Running Least Squares

or "Incremental Least Squares"

If you want to find the Least Squares solution to a linear algebra problem ($$\textbf{A} \vec{y} = \vec{b}$$), you probably would use the formula

$$\hat{y} = (\textbf{A}^\intercal \textbf{A})^{-1} \textbf{A}^\intercal \vec{b},$$

where $$\hat{y}$$ is the closest possible value to $$y$$. If you need to do this for many points, the operation could become expensive, both in time and memory. What you instead could do is this:

Imagine you have calculated the approximation for some number of samples. You had $$\textbf{A}$$, $$\vec{b}$$ and $$\vec{y}$$, and calculated $$\hat{y}$$.

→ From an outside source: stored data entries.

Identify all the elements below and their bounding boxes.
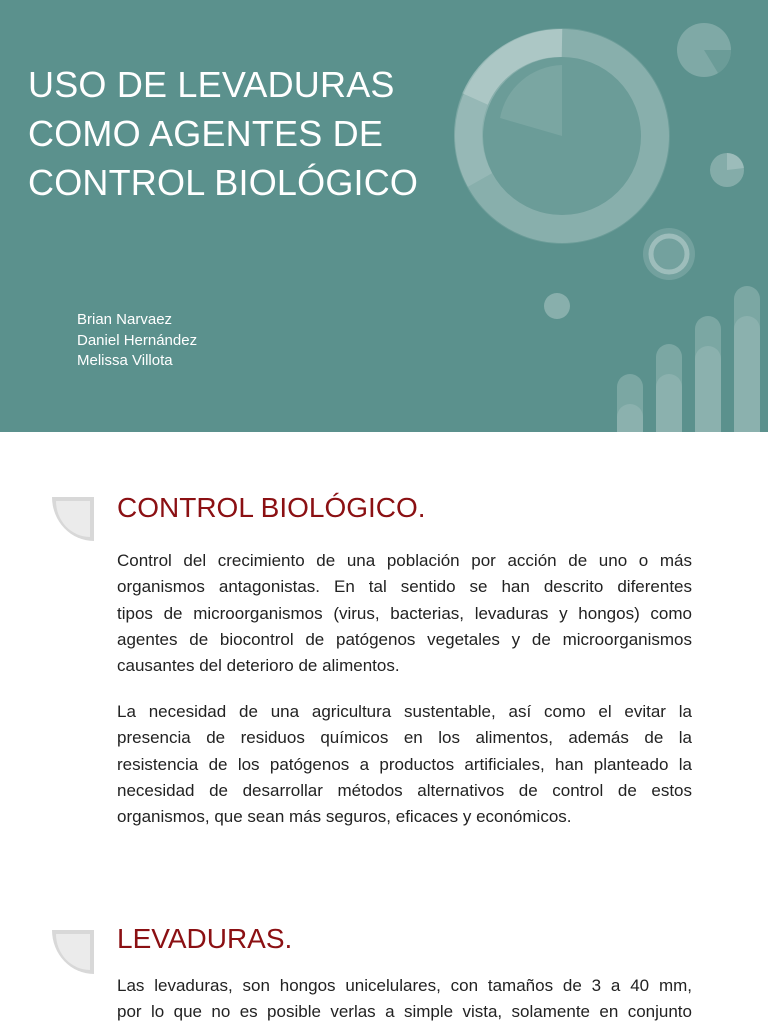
quarter-circle-bookmark-icon bbox=[52, 930, 96, 976]
section-heading-control-biologico: CONTROL BIOLÓGICO. bbox=[117, 492, 426, 523]
author-name: Daniel Hernández bbox=[77, 331, 198, 349]
paragraph-line: causantes del deterioro de alimentos. bbox=[117, 656, 400, 676]
paragraph-line: necesidad de desarrollar métodos alternativos de control de estos bbox=[117, 780, 692, 800]
paragraph-line: Las levaduras, son hongos unicelulares, con tamaños de 3 a 40 mm, bbox=[117, 976, 692, 995]
title-line: COMO AGENTES DE bbox=[28, 113, 384, 154]
paragraph-line: organismos antagonistas. En tal sentido se han descrito diferentes bbox=[117, 577, 692, 597]
paragraph bbox=[117, 973, 692, 1026]
ring-decoration bbox=[643, 228, 695, 280]
paragraph-line: presencia de residuos químicos en los alimentos, además de la bbox=[117, 728, 692, 748]
paragraph-line: tipos de microorganismos (virus, bacterias, levaduras y hongos) como bbox=[117, 603, 692, 623]
author-name: Melissa Villota bbox=[77, 352, 173, 369]
quarter-circle-bookmark-icon bbox=[52, 497, 96, 543]
paragraph-line: agentes de biocontrol de patógenos vegetales y de microorganismos bbox=[117, 629, 692, 649]
mini-pie-decoration bbox=[710, 153, 744, 187]
dot-decoration bbox=[544, 293, 570, 319]
paragraph-line: por lo que no es posible verlas a simple vista, solamente en conjunto bbox=[117, 1002, 692, 1022]
title-line: CONTROL BIOLÓGICO bbox=[28, 162, 419, 203]
paragraph-line: resistencia de los patógenos a productos artificiales, han planteado la bbox=[117, 754, 692, 774]
author-name: Brian Narvaez bbox=[77, 311, 173, 328]
author-list bbox=[77, 310, 197, 372]
paragraph-line: Control del crecimiento de una población por acción de uno o más bbox=[117, 551, 692, 570]
section-heading-levaduras: LEVADURAS. bbox=[117, 923, 293, 954]
paragraph bbox=[117, 699, 692, 830]
title-banner bbox=[0, 0, 768, 432]
small-pie-decoration bbox=[677, 23, 731, 77]
paragraph bbox=[117, 548, 692, 679]
title-line: USO DE LEVADURAS bbox=[28, 64, 395, 105]
paragraph-line: La necesidad de una agricultura sustentable, así como el evitar la bbox=[117, 702, 692, 721]
paragraph-line: organismos, que sean más seguros, eficaces y económicos. bbox=[117, 807, 572, 827]
document-title bbox=[28, 60, 498, 207]
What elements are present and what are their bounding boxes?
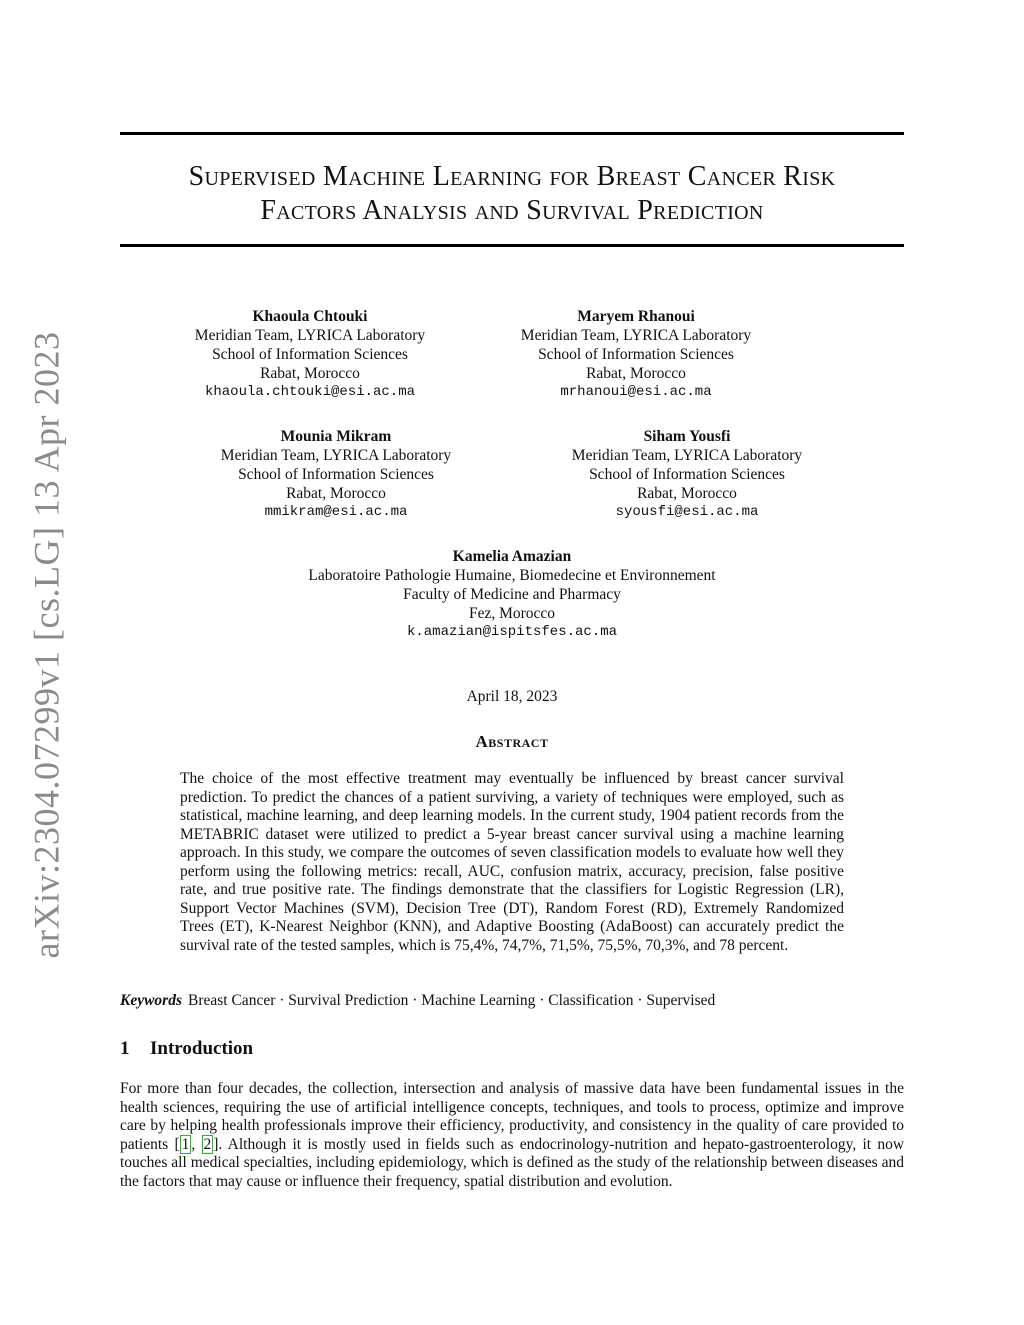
title-top-rule <box>120 132 904 135</box>
author-location: Rabat, Morocco <box>586 365 686 382</box>
author-affiliation: Meridian Team, LYRICA Laboratory <box>571 447 803 464</box>
author-email[interactable]: k.amazian@ispitsfes.ac.ma <box>406 624 618 640</box>
author-location: Fez, Morocco <box>468 605 556 622</box>
author-block <box>186 427 486 522</box>
author-affiliation: Meridian Team, LYRICA Laboratory <box>220 447 452 464</box>
author-name: Siham Yousfi <box>643 428 731 445</box>
keywords-line <box>120 992 904 1010</box>
section-heading-introduction <box>120 1038 253 1060</box>
author-name: Mounia Mikram <box>280 428 392 445</box>
intro-text-start: For more than four decades, the collection, intersection and analysis of massive data have been fundamental issues in the health sciences, requiring the use of artificial intelligence concepts, techniques, and tools to process, optimize and improve care by helping health professionals improve their efficiency, productivity, and consistency in the quality of care provided to patients [ <box>120 1080 904 1153</box>
author-location: Rabat, Morocco <box>637 485 737 502</box>
author-block <box>160 307 460 402</box>
keywords-text: Breast Cancer · Survival Prediction · Machine Learning · Classification · Supervised <box>188 992 716 1009</box>
author-school: School of Information Sciences <box>212 346 408 363</box>
citation-link-2[interactable]: 2 <box>203 1135 212 1153</box>
author-name: Maryem Rhanoui <box>577 308 695 325</box>
intro-text-end: ]. Although it is mostly used in fields such as endocrinology-nutrition and hepato-gastroenterology, it now touches all medical specialties, including epidemiology, which is defined as the study of the relationship between diseases and the factors that may cause or influence their frequency, spatial distribution and evolution. <box>120 1135 905 1190</box>
author-school: Faculty of Medicine and Pharmacy <box>403 586 621 603</box>
paper-title <box>120 160 904 228</box>
author-name: Khaoula Chtouki <box>252 308 368 325</box>
arxiv-identifier-text: arXiv:2304.07299v1 [cs.LG] 13 Apr 2023 <box>26 331 67 959</box>
abstract-heading: Abstract <box>475 732 549 751</box>
author-email[interactable]: khaoula.chtouki@esi.ac.ma <box>204 384 416 400</box>
author-location: Rabat, Morocco <box>260 365 360 382</box>
author-name: Kamelia Amazian <box>452 548 572 565</box>
author-block <box>537 427 837 522</box>
title-line-2: Factors Analysis and Survival Prediction <box>260 195 764 226</box>
author-school: School of Information Sciences <box>238 466 434 483</box>
author-school: School of Information Sciences <box>538 346 734 363</box>
citation-link-1[interactable]: 1 <box>181 1135 190 1153</box>
abstract-text: The choice of the most effective treatment may eventually be influenced by breast cancer survival prediction. To predict the chances of a patient surviving, a variety of techniques were employed, such as statistical, machine learning, and deep learning models. In the current study, 1904 patient records from the METABRIC dataset were utilized to predict a 5-year breast cancer survival using a machine learning approach. In this study, we compare the outcomes of seven classification models to evaluate how well they perform using the following metrics: recall, AUC, confusion matrix, accuracy, precision, false positive rate, and true positive rate. The findings demonstrate that the classifiers for Logistic Regression (LR), Support Vector Machines (SVM), Decision Tree (DT), Random Forest (RD), Extremely Randomized Trees (ET), K-Nearest Neighbor (KNN), and Adaptive Boosting (AdaBoost) can accurately predict the survival rate of the tested samples, which is 75,4%, 74,7%, 71,5%, 75,5%, 70,3%, and 78 percent. <box>180 770 844 954</box>
introduction-paragraph <box>120 1080 904 1191</box>
author-email[interactable]: syousfi@esi.ac.ma <box>615 504 759 520</box>
publication-date: April 18, 2023 <box>466 688 558 705</box>
author-affiliation: Laboratoire Pathologie Humaine, Biomedecine et Environnement <box>308 567 716 584</box>
title-bottom-rule <box>120 244 904 247</box>
author-block <box>212 547 812 642</box>
arxiv-identifier <box>26 331 67 959</box>
title-line-1: Supervised Machine Learning for Breast Cancer Risk <box>188 161 836 192</box>
author-affiliation: Meridian Team, LYRICA Laboratory <box>194 327 426 344</box>
section-title: Introduction <box>150 1038 254 1059</box>
section-number: 1 <box>120 1038 130 1059</box>
author-location: Rabat, Morocco <box>286 485 386 502</box>
author-school: School of Information Sciences <box>589 466 785 483</box>
author-block <box>486 307 786 402</box>
author-email[interactable]: mmikram@esi.ac.ma <box>264 504 408 520</box>
citation-separator: , <box>191 1135 202 1153</box>
author-affiliation: Meridian Team, LYRICA Laboratory <box>520 327 752 344</box>
author-email[interactable]: mrhanoui@esi.ac.ma <box>560 384 712 400</box>
keywords-label: Keywords <box>120 992 182 1009</box>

Now you want to add another point to the calculations. Instead of recalculating the transpose, inverse and multiplications, you can add one more row to the formula.

$$\hat{y}' = \left( \begin{bmatrix}\textbf{A} \\ \vec{r}^\intercal\end{bmatrix}^\intercal \begin{bmatrix}\textbf{A} \\ \vec{r}^\intercal\end{bmatrix} \right)^{-1} \begin{bmatrix}\textbf{A} \\ \vec{r}^\intercal\end{bmatrix}^\intercal \begin{bmatrix}\vec{b} \\ z\end{bmatrix}$$ which expands into $$\hat{y}' = \left( \textbf{A}^\intercal \textbf{A} + \vec{r} \vec{r}^\intercal \right)^{-1} \left( \textbf{A}^\intercal \vec{b} + \vec{r} z \right)$$

Here $$\vec{r}$$ is a vector of the input variables (e.g. $$\begin{bmatrix}x \\ y\end {bmatrix}$$), and $$z$$ is the new target.

You might now see where this is going.

• All you need to keep in memory, are the matrix $$\textbf{M} = \textbf{A}^\intercal \textbf{A}$$ and vector $$\vec{v} = \textbf{A}^\intercal \vec{b}$$.
• Whenever you want to add another point, you increment $$\textbf{M}$$ with $$\vec{r} \vec{r}^\intercal$$, and $$\vec{v}$$ with $$\vec{r} z$$.
• When you want to get the result, you calculate $$\hat{y} = \textbf{M}^{-1} \vec{v}$$. This operation will require at least two samples.
• $$\textbf{M}$$ and $$\vec{v}$$ both start off with only zero-entries.

The size of $$\textbf{M}$$ is $$n \times n$$, and $$\vec{v}$$ is $$n$$, where $$n$$ is the number of coefficients in the system (the width of the matrix $$\textbf{A}$$.